The key technical contribution is the reduction of this setting to a (ζ²,α)‑inexact gradient oracle model. Using the notion of (f,ν)‑robust aggregation rules (e.g., geometric median, coordinate‑wise trimmed mean, Krum), the paper proves that the aggregated gradient \tilde∇L_H(x) satisfies
‖\tilde∇L_H(x) – ∇L_H(x)‖² ≤ ν G² + ν B² ‖∇L_H(x)‖²,
where ν is the robustness coefficient of the aggregation rule. By setting ζ² = ν G² and α = ν B², the aggregated gradient becomes a (ζ²,α)‑inexact oracle of the true global gradient. This mapping is tight: leveraging results from Ajalloeian & Stich (2020), the authors show that gradient descent with such an oracle converges to a neighborhood of radius ζ²/(2μ(1–α)). Moreover, known lower bounds on ν (ν ≥ f/(n–2f) and ν = O(f/(n–f))) imply that the asymptotic error matches the previously established Byzantine lower bound, confirming that no information is lost in the reduction.
Having established the equivalence, the paper imports two families of accelerated algorithms from the inexact‑gradient literature. The first is a Nesterov‑type accelerated method (Devolder et al., 2014) adapted to the Byzantine setting. By carefully choosing the momentum parameters γ_k and Γ_k, the authors obtain a linear convergence rate of O((p μ/L) log(1/ε)), where p depends on the robustness coefficient ν. This is the first provably accelerated first‑order method that tolerates Byzantine failures under moderate heterogeneity.
The second acceleration strategy leverages “optimization under similarity.” The server is assumed to possess an auxiliary loss \tilde L that approximates the true global loss L_H, with the Hessians of the two functions differing by at most Δ in operator norm.
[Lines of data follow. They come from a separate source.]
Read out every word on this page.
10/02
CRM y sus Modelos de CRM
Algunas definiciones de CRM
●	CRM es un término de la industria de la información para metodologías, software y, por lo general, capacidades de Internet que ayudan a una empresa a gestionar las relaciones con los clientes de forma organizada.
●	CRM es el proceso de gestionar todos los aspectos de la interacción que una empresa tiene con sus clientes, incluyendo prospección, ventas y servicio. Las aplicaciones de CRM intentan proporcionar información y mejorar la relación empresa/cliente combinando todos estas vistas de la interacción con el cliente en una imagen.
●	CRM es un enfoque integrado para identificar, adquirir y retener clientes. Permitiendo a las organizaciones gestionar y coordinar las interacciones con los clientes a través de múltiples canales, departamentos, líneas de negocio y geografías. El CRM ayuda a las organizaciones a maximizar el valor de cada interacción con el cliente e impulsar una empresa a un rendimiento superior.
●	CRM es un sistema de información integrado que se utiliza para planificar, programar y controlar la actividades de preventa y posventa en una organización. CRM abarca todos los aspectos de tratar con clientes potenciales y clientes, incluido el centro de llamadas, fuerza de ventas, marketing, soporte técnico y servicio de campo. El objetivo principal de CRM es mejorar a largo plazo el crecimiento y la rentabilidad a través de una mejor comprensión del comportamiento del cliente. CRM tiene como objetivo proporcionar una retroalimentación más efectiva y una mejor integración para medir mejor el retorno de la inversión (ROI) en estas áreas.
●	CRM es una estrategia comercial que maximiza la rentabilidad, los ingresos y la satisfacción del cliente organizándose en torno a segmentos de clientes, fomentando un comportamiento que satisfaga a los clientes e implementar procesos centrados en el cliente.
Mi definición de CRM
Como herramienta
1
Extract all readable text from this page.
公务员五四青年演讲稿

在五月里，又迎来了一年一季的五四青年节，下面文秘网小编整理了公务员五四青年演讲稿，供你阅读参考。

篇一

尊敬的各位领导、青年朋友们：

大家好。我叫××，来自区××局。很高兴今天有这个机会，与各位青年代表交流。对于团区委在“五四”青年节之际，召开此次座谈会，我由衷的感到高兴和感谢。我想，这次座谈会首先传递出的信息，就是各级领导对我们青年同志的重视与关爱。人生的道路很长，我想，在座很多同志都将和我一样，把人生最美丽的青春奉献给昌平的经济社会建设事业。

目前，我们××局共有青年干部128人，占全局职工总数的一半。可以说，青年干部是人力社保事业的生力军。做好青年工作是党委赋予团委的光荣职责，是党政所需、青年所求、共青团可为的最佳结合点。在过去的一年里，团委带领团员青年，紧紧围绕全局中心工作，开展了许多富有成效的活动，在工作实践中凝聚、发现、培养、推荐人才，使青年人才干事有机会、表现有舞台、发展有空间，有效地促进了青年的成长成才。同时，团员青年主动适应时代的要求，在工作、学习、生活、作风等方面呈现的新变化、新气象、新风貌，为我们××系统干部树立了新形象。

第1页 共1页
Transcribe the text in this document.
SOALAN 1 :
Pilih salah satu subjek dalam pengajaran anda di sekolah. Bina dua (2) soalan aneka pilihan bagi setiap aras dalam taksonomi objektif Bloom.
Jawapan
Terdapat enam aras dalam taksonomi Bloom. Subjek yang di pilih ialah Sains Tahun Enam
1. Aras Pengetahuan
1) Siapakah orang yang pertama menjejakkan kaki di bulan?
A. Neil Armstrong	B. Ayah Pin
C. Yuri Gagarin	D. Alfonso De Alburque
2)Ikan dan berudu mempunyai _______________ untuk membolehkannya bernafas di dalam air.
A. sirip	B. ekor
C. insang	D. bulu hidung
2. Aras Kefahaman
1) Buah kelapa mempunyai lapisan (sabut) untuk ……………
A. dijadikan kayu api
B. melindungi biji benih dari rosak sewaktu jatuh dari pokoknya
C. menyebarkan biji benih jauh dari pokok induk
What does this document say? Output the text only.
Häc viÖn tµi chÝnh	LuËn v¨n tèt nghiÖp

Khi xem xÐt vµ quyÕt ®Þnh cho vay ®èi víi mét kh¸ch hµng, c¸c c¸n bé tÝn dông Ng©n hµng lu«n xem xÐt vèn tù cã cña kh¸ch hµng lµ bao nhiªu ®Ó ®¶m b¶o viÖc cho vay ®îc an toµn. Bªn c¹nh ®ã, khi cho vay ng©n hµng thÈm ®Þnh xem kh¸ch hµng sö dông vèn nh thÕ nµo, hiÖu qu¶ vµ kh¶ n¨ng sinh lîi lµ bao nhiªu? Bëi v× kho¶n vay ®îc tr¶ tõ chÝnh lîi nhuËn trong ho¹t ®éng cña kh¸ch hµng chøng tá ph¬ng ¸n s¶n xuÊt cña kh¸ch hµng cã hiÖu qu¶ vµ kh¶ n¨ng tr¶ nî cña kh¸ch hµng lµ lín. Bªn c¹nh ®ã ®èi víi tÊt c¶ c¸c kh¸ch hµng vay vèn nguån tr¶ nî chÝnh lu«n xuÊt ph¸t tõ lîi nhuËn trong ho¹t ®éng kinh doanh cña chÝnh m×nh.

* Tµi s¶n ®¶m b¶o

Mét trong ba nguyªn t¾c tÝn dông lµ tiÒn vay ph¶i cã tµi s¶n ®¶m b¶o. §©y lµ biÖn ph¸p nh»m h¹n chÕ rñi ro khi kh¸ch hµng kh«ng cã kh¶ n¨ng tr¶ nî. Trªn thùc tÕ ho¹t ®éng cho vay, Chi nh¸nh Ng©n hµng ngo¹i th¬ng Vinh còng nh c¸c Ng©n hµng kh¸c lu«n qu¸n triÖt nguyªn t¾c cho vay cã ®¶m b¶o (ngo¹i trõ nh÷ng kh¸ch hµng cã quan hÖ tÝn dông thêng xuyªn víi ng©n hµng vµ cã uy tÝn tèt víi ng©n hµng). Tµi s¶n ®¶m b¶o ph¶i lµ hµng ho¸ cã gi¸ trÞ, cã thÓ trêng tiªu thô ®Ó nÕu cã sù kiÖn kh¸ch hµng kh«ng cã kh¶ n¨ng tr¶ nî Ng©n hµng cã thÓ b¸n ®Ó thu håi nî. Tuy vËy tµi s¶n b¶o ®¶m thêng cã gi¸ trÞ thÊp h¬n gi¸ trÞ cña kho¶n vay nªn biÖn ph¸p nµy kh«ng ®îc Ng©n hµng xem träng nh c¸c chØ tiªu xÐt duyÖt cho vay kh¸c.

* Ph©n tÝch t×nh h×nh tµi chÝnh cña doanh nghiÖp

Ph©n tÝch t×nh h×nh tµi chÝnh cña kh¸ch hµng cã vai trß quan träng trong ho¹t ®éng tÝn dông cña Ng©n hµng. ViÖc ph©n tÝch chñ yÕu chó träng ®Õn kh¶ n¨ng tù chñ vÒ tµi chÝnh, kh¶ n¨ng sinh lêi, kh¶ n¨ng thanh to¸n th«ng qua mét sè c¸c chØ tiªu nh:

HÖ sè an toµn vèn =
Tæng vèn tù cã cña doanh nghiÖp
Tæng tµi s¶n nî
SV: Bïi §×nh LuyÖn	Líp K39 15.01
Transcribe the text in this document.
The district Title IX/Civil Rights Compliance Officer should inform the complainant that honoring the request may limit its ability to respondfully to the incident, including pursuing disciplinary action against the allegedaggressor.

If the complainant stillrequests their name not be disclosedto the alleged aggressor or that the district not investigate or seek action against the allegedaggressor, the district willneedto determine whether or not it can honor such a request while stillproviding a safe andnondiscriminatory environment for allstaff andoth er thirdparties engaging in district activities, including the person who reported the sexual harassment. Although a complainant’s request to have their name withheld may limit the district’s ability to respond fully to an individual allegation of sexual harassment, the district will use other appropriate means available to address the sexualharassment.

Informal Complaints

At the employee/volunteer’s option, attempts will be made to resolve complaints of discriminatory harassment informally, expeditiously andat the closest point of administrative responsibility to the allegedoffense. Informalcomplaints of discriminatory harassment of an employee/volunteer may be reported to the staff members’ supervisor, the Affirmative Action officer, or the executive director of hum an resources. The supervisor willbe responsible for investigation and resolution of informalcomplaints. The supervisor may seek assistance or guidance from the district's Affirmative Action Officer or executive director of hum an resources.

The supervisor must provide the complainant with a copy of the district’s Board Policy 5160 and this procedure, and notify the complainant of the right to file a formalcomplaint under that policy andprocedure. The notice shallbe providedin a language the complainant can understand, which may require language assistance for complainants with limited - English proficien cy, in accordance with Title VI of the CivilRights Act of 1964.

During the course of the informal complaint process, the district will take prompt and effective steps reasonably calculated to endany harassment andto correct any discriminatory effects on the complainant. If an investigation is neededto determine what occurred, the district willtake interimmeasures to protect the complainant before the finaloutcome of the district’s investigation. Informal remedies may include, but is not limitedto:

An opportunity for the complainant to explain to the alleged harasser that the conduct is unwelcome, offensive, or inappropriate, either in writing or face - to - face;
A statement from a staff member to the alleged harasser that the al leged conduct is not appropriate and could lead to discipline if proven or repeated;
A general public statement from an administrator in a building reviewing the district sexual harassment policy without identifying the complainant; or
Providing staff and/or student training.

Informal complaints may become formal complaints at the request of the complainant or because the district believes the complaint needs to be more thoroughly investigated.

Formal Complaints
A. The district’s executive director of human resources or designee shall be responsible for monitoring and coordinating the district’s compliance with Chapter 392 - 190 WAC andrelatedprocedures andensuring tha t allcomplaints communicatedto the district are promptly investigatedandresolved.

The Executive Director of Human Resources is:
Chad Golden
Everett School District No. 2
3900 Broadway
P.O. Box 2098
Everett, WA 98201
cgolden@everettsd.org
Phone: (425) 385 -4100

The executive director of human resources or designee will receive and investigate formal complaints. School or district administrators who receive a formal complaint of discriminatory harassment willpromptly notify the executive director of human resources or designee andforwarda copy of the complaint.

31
The proposed Prox‑Inexact Gradient under Similarity (PIGS) algorithm performs proximal updates using the auxiliary loss while still using the robustly aggregated gradient of L_H. The analysis, extending Woodworth et al. (2023) to handle both additive (ζ²) and multiplicative (α) errors, shows that PIGS converges linearly at rate O((Δ/μ) log(1/ε)). Since Δ can be much smaller than the smoothness constant L, this yields a substantial reduction in the number of communication rounds compared to plain GD.
Empirical evaluation on MNIST and CIFAR‑10 demonstrates that both accelerated schemes achieve the same final test accuracy as state‑of‑the‑art Byzantine‑robust methods while requiring 2–5× fewer communication rounds. The Nesterov‑type method excels under moderate heterogeneity, whereas PIGS provides the greatest gains when a high‑quality similarity model is available (small Δ). The experiments also confirm robustness up to 30 % Byzantine clients.
In summary, the paper provides a clean, modular reduction of Byzantine‑robust federated learning to the well‑studied inexact‑gradient framework, enabling the direct transfer of advanced optimization techniques such as Nesterov acceleration and similarity‑based proximal methods. The theoretical results are tight with known lower bounds, and the proposed algorithms achieve provably faster convergence and lower communication complexity, representing a significant step forward for secure and efficient federated learning.